Cette recension a été publiée dans le numéro d’été de Politique étrangère (n°2/2017). Virginie Nantchop propose une analyse de l’ouvrage de Benjamin Michelon, Douala & Kigali. Villes modernes et citadins précaires en Afrique (Karthala, 2016, 320 pages).

Douala & Kigali

Douala et Kigali sont deux villes importantes d’Afrique centrale. Si des cohérences géographique, historique et urbaine les rapprochent, ces villes présentent des trajectoires économique et politique, et une urbanisation, différenciées. L’auteur s’interroge sur les stratégies de ces villes désormais impliquées dans la compétition mondiale : quelle place est réservée à l’amélioration des conditions de vie des habitants des quartiers précaires ?

Le quartier (et son marché) est choisi par l’auteur pour faire une « anthropologie urbaine du changement social », permettant d’appréhender la fabrique de la ville à partir des pratiques sociales des habitants et des politiques des pouvoirs publics. Deux quartiers historiques, entre la ville coloniale et la ville moderne, sont choisis comme lieux d’observation de la fabrique urbaine : Biryogo à Kigali et Cité SIC à Douala.

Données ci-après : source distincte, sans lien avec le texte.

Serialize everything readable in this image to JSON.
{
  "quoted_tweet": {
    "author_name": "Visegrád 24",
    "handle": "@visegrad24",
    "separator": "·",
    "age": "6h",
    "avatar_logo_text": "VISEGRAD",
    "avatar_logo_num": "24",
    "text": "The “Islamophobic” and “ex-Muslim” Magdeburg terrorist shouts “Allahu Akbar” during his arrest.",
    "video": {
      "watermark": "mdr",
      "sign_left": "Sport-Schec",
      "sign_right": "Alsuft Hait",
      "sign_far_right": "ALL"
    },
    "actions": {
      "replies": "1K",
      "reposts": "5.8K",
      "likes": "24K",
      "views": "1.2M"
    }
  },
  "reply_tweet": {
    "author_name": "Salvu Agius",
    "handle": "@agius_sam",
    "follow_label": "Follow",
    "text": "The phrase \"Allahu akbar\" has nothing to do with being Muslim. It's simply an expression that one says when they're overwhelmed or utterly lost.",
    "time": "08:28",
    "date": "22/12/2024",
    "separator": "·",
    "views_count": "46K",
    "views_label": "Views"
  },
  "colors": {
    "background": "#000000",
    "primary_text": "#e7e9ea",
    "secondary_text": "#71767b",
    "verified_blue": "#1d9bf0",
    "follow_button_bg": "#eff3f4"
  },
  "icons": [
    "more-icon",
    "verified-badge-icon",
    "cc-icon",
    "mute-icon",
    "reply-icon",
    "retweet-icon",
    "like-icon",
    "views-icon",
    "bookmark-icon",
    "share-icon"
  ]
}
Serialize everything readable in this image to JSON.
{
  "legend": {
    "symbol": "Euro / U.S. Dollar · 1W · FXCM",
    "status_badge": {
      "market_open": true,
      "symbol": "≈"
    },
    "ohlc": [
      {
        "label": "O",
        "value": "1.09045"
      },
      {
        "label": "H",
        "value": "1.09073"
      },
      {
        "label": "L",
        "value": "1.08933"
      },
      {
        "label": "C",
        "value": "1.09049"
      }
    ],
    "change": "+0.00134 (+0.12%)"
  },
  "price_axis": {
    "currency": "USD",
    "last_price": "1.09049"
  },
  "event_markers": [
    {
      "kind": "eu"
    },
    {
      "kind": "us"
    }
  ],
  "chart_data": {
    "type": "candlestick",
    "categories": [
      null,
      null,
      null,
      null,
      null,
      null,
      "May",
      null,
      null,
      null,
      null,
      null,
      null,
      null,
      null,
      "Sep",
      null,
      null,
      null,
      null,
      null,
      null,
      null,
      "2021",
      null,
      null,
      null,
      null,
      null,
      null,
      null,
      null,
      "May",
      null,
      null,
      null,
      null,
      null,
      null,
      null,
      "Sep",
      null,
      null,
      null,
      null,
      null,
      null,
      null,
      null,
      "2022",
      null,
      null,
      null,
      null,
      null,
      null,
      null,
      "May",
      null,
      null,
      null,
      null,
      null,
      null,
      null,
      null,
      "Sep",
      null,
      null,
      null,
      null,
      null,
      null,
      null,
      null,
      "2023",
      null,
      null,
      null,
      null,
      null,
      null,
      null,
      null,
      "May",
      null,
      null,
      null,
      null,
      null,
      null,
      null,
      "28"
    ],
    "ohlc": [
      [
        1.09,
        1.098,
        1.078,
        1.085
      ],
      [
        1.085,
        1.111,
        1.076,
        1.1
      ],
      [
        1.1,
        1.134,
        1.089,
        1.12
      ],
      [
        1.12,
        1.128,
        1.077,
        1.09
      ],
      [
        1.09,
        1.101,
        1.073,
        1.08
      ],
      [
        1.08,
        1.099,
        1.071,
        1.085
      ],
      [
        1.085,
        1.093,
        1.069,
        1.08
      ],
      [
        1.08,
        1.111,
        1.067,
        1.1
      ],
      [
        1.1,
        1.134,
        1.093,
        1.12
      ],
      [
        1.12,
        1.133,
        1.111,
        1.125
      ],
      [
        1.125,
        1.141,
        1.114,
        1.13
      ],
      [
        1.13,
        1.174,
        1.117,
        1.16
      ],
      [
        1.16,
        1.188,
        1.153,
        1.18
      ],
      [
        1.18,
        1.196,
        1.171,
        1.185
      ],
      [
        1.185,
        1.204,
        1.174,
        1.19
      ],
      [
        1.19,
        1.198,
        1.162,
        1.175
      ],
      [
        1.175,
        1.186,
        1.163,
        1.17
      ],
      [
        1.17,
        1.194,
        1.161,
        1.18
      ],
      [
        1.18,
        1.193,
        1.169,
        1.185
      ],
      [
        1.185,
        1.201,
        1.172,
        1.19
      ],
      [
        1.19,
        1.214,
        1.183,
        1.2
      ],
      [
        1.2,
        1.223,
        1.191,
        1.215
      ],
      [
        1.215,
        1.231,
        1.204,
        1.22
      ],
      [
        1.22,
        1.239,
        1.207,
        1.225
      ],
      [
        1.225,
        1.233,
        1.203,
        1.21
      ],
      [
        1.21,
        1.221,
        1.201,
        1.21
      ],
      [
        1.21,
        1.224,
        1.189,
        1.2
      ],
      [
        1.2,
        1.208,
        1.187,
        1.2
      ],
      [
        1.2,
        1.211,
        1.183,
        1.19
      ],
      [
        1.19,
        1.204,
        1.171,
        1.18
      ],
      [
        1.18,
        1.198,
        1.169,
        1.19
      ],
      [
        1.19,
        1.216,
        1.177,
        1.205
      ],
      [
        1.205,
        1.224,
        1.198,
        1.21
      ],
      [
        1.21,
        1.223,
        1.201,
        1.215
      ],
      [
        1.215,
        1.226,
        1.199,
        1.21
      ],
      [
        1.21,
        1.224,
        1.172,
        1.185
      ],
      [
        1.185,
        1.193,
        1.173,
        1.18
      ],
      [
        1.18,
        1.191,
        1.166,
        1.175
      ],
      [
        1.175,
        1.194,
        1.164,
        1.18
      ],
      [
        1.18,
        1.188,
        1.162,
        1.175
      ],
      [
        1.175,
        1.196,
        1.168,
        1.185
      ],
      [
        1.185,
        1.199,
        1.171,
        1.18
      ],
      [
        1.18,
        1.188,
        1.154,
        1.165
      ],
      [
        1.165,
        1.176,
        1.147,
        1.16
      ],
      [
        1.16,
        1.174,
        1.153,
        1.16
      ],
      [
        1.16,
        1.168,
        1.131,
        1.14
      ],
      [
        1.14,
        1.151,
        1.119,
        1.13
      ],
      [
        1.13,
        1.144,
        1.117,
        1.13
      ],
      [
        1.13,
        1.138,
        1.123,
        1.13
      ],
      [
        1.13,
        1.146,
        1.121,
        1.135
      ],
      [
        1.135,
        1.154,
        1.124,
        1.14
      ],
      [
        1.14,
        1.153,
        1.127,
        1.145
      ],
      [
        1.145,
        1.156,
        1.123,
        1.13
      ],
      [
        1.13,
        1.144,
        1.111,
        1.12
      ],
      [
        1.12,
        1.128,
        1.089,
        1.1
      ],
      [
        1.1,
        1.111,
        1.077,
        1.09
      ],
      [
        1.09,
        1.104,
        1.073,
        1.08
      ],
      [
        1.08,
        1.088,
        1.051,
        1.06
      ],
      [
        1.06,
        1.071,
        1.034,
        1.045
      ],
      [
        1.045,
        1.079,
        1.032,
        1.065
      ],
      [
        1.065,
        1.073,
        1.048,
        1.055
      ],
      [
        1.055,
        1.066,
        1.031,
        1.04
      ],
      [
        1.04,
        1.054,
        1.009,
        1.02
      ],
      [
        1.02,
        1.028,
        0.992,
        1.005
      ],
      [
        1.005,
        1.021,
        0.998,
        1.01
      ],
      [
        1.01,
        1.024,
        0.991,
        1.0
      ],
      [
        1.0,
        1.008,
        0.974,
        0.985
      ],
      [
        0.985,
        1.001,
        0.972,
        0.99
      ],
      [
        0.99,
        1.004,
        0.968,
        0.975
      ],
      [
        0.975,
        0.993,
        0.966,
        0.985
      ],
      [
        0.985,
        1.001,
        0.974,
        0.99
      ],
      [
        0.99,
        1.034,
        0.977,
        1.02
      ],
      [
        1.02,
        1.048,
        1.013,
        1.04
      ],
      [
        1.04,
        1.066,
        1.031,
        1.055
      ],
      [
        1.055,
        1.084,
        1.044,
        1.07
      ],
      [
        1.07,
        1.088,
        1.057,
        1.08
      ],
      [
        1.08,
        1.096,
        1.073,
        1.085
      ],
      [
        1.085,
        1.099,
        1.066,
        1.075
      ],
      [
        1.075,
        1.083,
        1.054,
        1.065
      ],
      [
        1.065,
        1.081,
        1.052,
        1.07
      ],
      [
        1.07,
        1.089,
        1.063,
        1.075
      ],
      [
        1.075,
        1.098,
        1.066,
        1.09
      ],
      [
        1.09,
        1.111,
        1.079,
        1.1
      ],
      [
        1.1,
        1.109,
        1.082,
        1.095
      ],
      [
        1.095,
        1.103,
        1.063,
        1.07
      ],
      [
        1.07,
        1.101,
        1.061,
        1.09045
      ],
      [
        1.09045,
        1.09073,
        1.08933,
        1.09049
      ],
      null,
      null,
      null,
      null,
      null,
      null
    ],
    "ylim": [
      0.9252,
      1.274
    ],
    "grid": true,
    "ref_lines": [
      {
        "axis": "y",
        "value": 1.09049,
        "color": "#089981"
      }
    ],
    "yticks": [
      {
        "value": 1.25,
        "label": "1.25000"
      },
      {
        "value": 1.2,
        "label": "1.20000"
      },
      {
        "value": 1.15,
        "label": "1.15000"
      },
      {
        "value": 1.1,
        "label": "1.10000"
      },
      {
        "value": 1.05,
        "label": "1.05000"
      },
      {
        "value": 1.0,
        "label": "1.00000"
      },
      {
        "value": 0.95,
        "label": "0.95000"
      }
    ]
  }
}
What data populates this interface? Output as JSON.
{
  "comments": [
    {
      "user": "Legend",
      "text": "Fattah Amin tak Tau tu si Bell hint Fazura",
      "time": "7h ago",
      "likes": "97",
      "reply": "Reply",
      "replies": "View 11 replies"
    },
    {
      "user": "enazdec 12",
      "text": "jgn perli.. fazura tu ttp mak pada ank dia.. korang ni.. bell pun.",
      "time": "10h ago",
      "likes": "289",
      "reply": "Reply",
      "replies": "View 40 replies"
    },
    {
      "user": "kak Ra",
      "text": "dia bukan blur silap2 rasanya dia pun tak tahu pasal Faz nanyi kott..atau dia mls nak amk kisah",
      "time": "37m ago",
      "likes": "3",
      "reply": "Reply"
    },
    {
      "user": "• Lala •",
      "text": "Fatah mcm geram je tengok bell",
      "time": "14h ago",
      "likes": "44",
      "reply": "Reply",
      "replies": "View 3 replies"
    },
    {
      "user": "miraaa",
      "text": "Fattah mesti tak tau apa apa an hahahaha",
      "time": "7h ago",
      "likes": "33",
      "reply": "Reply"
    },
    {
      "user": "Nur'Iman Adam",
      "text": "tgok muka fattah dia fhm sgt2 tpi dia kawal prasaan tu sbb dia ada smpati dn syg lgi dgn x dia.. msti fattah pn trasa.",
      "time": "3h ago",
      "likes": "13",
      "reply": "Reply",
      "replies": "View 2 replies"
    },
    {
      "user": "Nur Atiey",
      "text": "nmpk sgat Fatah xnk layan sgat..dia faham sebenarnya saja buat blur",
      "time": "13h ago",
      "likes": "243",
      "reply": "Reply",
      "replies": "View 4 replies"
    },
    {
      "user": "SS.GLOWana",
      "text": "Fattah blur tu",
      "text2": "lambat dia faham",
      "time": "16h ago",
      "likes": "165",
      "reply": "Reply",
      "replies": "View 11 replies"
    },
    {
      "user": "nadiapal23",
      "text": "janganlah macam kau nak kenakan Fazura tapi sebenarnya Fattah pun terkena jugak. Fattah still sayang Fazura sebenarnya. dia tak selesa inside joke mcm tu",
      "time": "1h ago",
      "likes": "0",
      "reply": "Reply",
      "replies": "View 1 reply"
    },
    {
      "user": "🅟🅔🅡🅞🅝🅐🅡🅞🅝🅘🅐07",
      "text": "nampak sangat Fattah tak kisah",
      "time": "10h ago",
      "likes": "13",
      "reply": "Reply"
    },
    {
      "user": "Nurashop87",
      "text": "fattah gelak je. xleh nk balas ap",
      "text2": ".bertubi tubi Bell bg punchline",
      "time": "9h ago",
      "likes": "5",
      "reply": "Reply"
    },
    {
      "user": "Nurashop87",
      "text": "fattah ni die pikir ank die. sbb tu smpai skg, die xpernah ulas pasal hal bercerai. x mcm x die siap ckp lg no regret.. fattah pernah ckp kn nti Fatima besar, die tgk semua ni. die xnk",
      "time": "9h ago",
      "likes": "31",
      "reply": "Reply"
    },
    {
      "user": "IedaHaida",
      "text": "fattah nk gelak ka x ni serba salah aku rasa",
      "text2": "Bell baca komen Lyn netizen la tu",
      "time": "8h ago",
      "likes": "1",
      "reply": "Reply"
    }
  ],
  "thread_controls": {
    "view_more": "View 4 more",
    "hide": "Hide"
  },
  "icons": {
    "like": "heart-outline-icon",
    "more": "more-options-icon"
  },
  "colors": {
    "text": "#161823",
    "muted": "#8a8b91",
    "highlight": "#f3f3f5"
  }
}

Kigali est marquée par une forte dépendance vis-à-vis de l’État. Dans le contexte post-génocidaire, la reconstruction a pour objectif de créer une ville compacte, égalitaire, sur fond de réconciliation nationale. Kigali est appréciée pour ses rues propres et ses maisons bien alignées. La question sociale est au cœur des préoccupations des pouvoirs publics : il est urgent de promouvoir l’intégration urbaine des quartiers défavorisés. La métamorphose de Kigali, assurée par les acteurs privés et les bailleurs de fonds, est visible à travers ses nouveaux monuments (centres commerciaux et d’affaires). Les transformations observées positionnent le pays sur le devant de la scène internationale, mais ces changements s’accompagnent, dans l’ombre, de l’éviction des pauvres, victimes d’expropriations du fait de la libéralisation du marché foncier et de la spéculation. En outre, on observe une mutation des types de commerce et une relocalisation des espaces marchands. Les centres commerciaux, qui attirent une clientèle aisée, se substituent désormais aux marchés « traditionnels ».

À Douala, des agendas inachevés (modernisation architecturale, valorisation du patrimoine et des espaces verts, extension et renouvellement de réseaux d’infrastructures) caractérisent une ville qui s’affranchit difficilement des acquis du passé colonial. La dualité socio-spatiale qui prédomine dans la construction des infrastructures de services (eau, assainissement, transports) est perpétuée par les autorités locales. Le retrait relatif de l’État de la planification urbaine a des conséquences sur la production de l’espace urbain, largement assurée par les acteurs privés. L’habitat informel se développe ainsi en marge de toute intervention des pouvoirs publics. L’analyse des pratiques citadines à l’échelle du quartier révèle la complexité des rapports entre autorités locales et commerçants, permettant une lecture plus large des rapports entre autorités et habitants d’une ville historiquement réputée frondeuse.

Ces deux études montrent bien l’existence d’une forme d’expulsion des pauvres plus pernicieuse : l’éviction par le marché. En effet, si les États se saisissent de projets de construction de villes vitrines, symboles de modernité, moteurs du développement économique, leur mise en œuvre se révèle plus complexe. Le dirigisme étatique à Kigali et l’inertie observée à Douala reproduisent un schéma dichotomique – l’opposition entre la ville formelle et informelle – et accentuent la fragmentation urbaine.